Two things help. First, I have excellent long-term team members who understand the system in depth and help train newcomers. Second, despite the different projects, they all share a common theme: endothelial mechanosensing. Each tissue adds its own “flavor” through specific molecular players, but the core mechanisms remain the same. Once you understand the core, the variations become manageable — like adding accessories to a good outfit.

  • Did you always want to be a scientist?

Yes. I wasn’t good at much else, and I never wanted to do medicine.

– But your work is closely related to medicine.
It is, but we focus on discovery. Medicine applies these discoveries to patient care. My daughter is training to be a doctor and agrees — doctors apply knowledge, while we uncover how diseases arise in the first place.

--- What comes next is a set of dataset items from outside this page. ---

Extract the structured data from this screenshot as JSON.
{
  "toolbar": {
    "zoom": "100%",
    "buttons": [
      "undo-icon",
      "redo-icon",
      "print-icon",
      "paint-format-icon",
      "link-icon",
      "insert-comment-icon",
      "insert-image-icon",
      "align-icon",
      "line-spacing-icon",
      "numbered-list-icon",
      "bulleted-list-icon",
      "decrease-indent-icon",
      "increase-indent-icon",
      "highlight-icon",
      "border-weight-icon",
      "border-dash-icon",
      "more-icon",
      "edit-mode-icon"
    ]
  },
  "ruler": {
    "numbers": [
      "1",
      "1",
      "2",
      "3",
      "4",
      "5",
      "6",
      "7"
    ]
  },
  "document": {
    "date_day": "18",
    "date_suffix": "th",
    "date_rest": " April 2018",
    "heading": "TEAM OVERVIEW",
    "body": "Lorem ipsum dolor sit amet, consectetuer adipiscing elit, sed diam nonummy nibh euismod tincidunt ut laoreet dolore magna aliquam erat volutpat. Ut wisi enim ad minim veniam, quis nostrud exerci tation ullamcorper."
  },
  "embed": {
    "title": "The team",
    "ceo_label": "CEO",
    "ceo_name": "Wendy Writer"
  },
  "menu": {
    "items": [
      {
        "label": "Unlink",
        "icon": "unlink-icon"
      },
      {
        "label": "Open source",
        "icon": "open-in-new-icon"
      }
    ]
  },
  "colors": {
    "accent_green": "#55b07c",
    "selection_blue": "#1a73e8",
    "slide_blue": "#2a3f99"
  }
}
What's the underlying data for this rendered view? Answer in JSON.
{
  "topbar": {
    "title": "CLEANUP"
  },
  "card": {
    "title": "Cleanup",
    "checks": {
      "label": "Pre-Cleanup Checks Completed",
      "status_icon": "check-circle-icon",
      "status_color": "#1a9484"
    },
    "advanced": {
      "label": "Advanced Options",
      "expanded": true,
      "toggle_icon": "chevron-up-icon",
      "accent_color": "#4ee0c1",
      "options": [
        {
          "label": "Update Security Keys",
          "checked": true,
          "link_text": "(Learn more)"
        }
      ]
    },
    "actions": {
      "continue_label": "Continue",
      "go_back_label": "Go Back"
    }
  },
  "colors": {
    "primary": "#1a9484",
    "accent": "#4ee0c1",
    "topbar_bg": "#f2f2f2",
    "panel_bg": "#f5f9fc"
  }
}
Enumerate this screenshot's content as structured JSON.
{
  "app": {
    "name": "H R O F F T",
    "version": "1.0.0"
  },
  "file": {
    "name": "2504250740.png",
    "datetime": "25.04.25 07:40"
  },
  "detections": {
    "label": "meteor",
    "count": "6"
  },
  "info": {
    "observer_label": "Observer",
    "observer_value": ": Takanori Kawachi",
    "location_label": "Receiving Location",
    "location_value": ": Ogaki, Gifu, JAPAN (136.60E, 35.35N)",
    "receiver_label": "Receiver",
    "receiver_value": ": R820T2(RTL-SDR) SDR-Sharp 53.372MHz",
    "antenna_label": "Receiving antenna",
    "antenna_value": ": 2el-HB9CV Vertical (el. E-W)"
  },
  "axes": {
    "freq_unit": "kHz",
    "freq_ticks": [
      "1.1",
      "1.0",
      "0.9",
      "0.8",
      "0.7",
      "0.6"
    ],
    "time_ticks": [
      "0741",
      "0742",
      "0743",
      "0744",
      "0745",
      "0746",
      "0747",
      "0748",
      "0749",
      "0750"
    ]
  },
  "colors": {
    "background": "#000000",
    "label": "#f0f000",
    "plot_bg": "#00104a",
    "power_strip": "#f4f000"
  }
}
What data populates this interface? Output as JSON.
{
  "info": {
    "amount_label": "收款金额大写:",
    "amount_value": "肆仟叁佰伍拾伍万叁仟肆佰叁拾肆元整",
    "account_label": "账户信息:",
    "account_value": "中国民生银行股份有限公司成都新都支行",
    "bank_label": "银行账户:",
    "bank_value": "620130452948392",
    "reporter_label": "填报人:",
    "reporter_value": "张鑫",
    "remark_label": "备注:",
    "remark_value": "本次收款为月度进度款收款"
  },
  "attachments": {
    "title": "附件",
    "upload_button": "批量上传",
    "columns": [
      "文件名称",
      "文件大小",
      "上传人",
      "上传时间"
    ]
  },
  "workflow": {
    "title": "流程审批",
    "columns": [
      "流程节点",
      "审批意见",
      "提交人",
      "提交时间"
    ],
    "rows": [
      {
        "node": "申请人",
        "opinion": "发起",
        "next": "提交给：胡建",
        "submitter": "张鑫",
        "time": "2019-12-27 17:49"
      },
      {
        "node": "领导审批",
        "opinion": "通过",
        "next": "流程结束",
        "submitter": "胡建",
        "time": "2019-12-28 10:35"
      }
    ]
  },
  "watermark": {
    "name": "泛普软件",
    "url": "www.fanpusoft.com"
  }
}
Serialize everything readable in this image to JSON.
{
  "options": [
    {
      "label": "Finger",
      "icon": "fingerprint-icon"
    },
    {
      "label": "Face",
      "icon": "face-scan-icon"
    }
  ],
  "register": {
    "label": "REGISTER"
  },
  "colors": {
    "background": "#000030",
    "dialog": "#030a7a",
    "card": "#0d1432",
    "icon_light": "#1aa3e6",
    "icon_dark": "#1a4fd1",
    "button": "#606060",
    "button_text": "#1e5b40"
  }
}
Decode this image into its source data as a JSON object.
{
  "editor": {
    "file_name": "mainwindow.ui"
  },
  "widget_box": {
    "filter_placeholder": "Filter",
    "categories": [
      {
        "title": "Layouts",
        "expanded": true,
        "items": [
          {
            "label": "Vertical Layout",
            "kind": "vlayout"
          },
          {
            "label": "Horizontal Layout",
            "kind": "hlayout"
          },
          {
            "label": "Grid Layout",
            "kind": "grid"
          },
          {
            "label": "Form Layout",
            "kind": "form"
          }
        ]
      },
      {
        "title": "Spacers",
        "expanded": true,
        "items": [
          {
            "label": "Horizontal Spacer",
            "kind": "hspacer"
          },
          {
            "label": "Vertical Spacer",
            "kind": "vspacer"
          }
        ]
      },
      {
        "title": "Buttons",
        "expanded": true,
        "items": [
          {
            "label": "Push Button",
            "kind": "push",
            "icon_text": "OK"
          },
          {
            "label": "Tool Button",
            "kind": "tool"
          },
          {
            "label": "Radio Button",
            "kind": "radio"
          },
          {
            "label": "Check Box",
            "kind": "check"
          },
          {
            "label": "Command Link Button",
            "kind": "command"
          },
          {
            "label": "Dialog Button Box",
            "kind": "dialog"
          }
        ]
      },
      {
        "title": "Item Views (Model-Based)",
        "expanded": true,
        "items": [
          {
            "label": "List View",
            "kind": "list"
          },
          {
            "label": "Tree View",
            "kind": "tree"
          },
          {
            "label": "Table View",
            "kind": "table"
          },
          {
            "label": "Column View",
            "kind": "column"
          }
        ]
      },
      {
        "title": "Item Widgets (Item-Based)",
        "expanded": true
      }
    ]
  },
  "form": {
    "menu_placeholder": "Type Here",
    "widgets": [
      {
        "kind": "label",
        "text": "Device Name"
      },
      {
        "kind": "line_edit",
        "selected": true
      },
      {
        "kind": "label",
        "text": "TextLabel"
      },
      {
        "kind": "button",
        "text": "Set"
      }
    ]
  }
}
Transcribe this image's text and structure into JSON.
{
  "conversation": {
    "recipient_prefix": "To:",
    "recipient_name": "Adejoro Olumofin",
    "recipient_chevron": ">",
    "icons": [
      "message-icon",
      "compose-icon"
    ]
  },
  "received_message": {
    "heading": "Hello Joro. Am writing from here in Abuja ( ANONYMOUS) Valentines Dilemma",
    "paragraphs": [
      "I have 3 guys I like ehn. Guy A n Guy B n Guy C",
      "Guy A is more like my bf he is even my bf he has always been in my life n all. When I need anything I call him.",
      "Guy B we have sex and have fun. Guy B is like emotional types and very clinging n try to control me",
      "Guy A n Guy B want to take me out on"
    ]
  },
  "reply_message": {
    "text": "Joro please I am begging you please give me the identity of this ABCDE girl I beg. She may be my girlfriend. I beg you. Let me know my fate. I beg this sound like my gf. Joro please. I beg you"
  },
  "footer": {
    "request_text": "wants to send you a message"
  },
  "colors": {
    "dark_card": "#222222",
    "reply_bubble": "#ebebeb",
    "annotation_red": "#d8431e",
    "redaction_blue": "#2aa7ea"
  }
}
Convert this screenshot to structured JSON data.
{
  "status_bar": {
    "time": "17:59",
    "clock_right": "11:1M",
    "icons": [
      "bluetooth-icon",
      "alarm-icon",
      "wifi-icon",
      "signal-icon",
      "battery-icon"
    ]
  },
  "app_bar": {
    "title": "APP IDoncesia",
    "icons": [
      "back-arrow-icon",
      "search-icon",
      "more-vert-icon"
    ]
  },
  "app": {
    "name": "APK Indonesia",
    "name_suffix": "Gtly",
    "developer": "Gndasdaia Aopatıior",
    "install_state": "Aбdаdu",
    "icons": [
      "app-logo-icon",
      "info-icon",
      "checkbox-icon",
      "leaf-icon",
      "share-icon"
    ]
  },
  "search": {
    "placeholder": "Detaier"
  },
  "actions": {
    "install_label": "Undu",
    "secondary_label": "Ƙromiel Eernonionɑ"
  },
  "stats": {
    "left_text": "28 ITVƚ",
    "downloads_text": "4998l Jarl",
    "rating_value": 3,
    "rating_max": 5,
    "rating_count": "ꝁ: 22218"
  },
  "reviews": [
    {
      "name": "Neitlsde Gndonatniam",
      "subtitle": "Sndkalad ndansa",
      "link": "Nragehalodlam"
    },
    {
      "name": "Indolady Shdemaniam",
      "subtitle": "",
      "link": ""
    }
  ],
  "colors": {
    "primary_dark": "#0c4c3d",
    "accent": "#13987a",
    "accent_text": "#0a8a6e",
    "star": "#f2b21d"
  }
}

  • Some scientists pursue pure knowledge; others seek application. Where do you stand?

Both matter. Applications help communicate why we do what we do, but curiosity is essential. Many breakthroughs began with curiosity-driven research. We must continue funding it.

  • How do you select and train new researchers?

I don’t have a rigid system. Personal interaction is key — if communication doesn’t flow during the interview, it won’t work in the lab. My team also meets candidates and shares their impressions, which I value highly.

Genuine interest and enthusiasm are essential. Skills can be learned; motivation cannot.

  • Do most applicants have this curiosity?

Often, yes. But Oxford can also attract people who want the name on their CV rather than the science. It doesn’t happen often, but we stay vigilant.

  • How difficult is it to be a good mentor?

It’s an ongoing process. I often learn from how other labs operate. I also try to pass on the opportunities my mentors gave me, even if students don’t always appreciate them immediately. You don’t do it for gratitude — you do it because mentorship should be passed on.

  • Do you think the turbulent international political situation is affecting science?

Brexit affected us significantly. We now have far fewer EU applicants because visas and work permits are barriers. The US political landscape hasn’t affected students much, but more US group leaders are considering moving to the UK, which used to be rare.